Teminatlandırılmış borç yükümlülükleri kısaca CDO olarak geçer. Arkasında belirli teminatlar bulunan bu borçlar menkul kıymetlere dönüştürülerek halka sunulmuştur. Bu türev varlıklar borsalarda alınıp satılabilirler.
CDO açılımı İngilizce bir ifade olan Collateralized Debt Obligation cümlesidir. Türkçe anlamı olarak teminatlandırılmış borç yükümlülükleri şeklindedir. Belirli finansal yatırım araçlarını ifade eder.
CDO’lar, esasında kredi borçlarıdır. Bu borçlara örnek olarak konut kredileri verilebilir. Konut kredilerinde kredi bir sözleşme sonucu değil, bir teminat konut sonucunda kişiye verilir. Kredi ödenmediğinde banka, konuta el koyma hakkına sahiptir. Bu tür konut kredileri gibi belirli teminatlar sonucu düzenlenmiş krediler, geniş bir portföy oluşturularak satışa sunulur.
CDO’lar temelde 2’ye ayrılmaktadır:
Varlığa dayalı ticari kağıtlar, kurumsal borçlardan oluşmuştur. Mortgage’a dayalı menkul kıymetler ise ipotek teminatlı borçlardan oluşmaktadır.

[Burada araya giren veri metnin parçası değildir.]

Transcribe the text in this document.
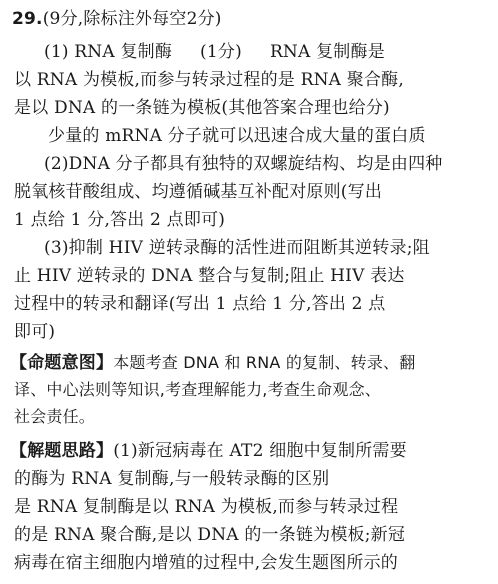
29.(9分,除标注外每空2分)
(1) RNA 复制酶 (1分) RNA 复制酶是
以 RNA 为模板,而参与转录过程的是 RNA 聚合酶,
是以 DNA 的一条链为模板(其他答案合理也给分)
少量的 mRNA 分子就可以迅速合成大量的蛋白质
(2)DNA 分子都具有独特的双螺旋结构、均是由四种
脱氧核苷酸组成、均遵循碱基互补配对原则(写出
1 点给 1 分,答出 2 点即可)
(3)抑制 HIV 逆转录酶的活性进而阻断其逆转录;阻
止 HIV 逆转录的 DNA 整合与复制;阻止 HIV 表达
过程中的转录和翻译(写出 1 点给 1 分,答出 2 点
即可)
【命题意图】本题考查 DNA 和 RNA 的复制、转录、翻
译、中心法则等知识,考查理解能力,考查生命观念、
社会责任。
【解题思路】(1)新冠病毒在 AT2 细胞中复制所需要
的酶为 RNA 复制酶,与一般转录酶的区别
是 RNA 复制酶是以 RNA 为模板,而参与转录过程
的是 RNA 聚合酶,是以 DNA 的一条链为模板;新冠
病毒在宿主细胞内增殖的过程中,会发生题图所示的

CDO’ların avantajı, kredi veren bankaların bu borçları satarak, likidite, yani nakit akışı sağlamasıdır. Böylece banka satmış olduğu borçlardan belirli bir miktarda komisyon alarak kâr sağlarken, aynı zamanda eline geçen nakit akışı ile yeni borçlar verebilmektedir. Ancak CDO’lar zaman zaman piyasada paniğe sebep olan menkul kıymetlerdir.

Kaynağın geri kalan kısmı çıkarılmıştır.